Another Groups of Thermal Optimized Modulation Methods of Three-Level Neutral-Point-Clamped Inverter Under Low Voltage Ride Through:Loss and Thermal Performances

Loss and Thermal Performances

The loss distributions of the 3L-NPC wind power converter under LVRT when utilizing the optimized vector sequences O1, O2, and O1 + O2 (enabling the NP potential control ability) are compared in Fig. 13.4a, where Dcon and Tcon are the conduction loss in diode and IGCT, respectively, Dsw and Tsw are the switching loss in diode and IGCT, respectively. The comparison of thermal distribution is shown in Fig. 13.4b. It can be seen that, both of the optimized sequences O1 and O2 achieve the loss and thermal transferring from NPC diodes to other power devices, and sequence O2 shows the best thermal distribution performance because of the eliminated zero voltage level at maximum phase current. When alternating the sequences O1 and O2 in neighboring switching cycles to enable the NP


potential control ability, the loss and thermal performances are a tradeoff between the sequences O1 and O2.

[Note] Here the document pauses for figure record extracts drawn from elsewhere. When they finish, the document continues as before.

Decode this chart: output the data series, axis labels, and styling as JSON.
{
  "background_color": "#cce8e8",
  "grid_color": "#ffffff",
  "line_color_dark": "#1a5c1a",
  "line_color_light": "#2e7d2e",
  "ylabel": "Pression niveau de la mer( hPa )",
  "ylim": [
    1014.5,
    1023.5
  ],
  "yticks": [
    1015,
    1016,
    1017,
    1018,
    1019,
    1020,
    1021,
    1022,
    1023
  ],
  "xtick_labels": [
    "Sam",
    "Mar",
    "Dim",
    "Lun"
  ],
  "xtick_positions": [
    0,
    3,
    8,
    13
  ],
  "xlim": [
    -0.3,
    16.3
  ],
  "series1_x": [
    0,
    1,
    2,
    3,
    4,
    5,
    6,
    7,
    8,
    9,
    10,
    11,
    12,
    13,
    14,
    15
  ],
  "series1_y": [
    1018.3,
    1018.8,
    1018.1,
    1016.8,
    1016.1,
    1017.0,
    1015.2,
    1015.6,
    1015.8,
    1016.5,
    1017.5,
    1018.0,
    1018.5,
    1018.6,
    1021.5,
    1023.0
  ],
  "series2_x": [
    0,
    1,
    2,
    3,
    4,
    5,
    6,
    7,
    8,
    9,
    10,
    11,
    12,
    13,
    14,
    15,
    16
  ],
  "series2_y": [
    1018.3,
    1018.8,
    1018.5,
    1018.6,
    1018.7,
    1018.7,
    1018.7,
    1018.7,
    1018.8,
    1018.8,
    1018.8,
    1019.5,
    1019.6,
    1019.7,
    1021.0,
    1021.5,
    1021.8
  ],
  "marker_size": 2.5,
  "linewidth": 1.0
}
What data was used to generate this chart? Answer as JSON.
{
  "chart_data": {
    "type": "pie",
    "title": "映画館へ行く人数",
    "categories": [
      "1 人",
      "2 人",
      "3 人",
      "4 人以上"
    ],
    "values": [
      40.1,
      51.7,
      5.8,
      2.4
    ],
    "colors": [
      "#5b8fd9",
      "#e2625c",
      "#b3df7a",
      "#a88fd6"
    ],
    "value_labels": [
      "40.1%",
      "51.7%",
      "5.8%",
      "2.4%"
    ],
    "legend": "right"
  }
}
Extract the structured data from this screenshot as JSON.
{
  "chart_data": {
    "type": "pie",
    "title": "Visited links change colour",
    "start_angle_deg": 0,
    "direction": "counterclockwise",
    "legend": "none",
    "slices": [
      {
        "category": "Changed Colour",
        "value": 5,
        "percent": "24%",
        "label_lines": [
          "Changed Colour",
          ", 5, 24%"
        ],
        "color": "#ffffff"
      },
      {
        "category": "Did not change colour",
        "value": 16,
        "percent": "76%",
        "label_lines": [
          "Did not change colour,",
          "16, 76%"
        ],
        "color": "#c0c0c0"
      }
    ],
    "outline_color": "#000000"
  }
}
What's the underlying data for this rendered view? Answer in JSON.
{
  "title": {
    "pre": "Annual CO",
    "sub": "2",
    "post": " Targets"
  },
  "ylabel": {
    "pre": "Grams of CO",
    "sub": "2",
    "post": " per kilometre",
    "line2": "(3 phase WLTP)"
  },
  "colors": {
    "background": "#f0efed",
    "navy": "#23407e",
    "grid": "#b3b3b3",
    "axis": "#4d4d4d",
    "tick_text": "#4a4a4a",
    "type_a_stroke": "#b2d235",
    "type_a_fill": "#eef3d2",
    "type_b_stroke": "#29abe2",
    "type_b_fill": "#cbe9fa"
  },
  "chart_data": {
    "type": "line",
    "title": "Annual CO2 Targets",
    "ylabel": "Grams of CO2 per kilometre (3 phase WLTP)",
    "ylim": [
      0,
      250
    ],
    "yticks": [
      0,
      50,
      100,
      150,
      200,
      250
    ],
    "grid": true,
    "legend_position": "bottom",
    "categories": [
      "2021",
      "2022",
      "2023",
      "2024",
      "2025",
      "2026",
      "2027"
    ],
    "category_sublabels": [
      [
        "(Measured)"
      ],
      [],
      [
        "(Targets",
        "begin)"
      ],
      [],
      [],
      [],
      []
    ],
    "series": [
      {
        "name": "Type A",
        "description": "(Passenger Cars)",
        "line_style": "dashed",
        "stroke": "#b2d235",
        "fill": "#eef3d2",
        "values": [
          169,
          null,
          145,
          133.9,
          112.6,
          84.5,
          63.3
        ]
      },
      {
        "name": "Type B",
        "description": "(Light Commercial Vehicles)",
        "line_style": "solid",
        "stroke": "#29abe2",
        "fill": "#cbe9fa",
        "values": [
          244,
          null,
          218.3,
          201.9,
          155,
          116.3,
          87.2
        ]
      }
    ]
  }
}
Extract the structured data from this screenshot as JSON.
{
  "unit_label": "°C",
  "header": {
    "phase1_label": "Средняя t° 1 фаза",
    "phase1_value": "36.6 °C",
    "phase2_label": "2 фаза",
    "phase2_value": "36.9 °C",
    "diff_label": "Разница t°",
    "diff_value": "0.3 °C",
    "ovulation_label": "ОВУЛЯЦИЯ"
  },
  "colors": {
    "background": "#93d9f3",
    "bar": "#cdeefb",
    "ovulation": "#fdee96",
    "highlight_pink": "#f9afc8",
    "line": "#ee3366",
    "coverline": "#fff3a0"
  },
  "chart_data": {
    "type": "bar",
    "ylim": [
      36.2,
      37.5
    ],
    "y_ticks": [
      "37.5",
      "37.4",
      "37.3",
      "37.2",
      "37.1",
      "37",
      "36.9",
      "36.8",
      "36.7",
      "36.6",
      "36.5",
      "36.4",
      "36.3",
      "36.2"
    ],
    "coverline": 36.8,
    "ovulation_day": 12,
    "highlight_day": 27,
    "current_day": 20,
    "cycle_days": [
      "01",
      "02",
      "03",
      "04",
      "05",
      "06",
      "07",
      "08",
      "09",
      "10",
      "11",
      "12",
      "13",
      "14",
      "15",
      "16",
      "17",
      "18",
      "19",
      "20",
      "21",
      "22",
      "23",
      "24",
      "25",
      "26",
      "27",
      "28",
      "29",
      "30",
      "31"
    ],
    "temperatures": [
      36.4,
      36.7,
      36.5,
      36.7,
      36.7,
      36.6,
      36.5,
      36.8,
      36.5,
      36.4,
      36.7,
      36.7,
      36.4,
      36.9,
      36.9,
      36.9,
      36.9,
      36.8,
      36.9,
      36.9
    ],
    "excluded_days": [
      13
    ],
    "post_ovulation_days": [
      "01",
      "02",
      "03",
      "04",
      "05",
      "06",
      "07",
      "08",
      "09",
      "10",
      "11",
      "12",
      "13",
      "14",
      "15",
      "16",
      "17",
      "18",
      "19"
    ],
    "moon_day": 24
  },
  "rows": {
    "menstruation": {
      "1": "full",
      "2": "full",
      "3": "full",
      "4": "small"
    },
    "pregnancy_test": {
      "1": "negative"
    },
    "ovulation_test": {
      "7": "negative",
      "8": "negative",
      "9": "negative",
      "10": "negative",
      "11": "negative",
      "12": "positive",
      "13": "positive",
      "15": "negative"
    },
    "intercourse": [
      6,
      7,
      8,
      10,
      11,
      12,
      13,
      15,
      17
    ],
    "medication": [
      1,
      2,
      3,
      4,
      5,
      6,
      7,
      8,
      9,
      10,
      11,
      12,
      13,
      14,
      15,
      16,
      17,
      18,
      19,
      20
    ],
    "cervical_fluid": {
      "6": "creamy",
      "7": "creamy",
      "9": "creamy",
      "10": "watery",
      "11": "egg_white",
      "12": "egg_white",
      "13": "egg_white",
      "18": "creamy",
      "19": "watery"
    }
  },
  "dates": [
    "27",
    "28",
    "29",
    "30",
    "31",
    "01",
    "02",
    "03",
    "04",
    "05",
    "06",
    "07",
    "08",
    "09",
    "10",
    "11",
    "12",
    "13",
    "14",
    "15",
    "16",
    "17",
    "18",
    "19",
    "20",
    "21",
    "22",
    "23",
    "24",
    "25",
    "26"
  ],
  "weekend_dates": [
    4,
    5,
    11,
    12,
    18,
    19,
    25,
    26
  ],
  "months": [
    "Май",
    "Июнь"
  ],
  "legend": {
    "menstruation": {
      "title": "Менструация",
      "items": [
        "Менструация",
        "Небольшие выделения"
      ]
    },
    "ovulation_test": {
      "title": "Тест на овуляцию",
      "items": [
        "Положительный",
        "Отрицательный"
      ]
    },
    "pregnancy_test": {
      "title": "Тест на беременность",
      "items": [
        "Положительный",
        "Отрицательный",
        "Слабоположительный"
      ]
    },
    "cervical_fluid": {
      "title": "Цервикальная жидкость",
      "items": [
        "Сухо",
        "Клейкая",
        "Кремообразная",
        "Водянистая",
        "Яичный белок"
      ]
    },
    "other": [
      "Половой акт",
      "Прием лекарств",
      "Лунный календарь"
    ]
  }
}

The dynamic thermal performance of 3L-NPC wind power inverter which goes from normal operation to extreme LVRT can be also simulated. The process is conducted as follows: the inverter is first operating under the normal grid voltage with normal modulation method, and the wind speed is set as 8 m/s with 3.2 MW output active power. Then the grid voltage dips to 0.05 p.u. for 500 ms, during this period both normal and optimized modulation methods are applied, respectively.


Afterwards the grid voltage recovers back to the normal operation status before the LVRT. The junction temperature of each power device when applying different modulation methods are shown in Fig. 13.4b, due to the effect of thermal capacitances, the junction temperature of each power device fluctuates with fundamental frequency.

As it can be seen, before the LVRT (simulation time 2 s), Dnpc is the most stressed device with 90 °C maximum junction temperature and 9 K temperature fluctuation amplitude. When LVRT is presented and normal modulation method is still applied, as shown in Fig. 13.5a, the maximum junction temperature in Dnpc significantly rise to 108 °C with 18 K fluctuation at the end of LVRT (simulation time 2.5 s). If the O1 + O2 optimized modulation method is applied, as shown in Fig. 13.5b, the maximum junction temperature in Dnpc keeps nearly unchanged and it is reduced by 22 with 8 K less fluctuation compared to the normal modulation. The junction temperature reduction may contribute to a lifetime extension of the converter according to, e.g., the well-known Coffin-Masson lifetime model.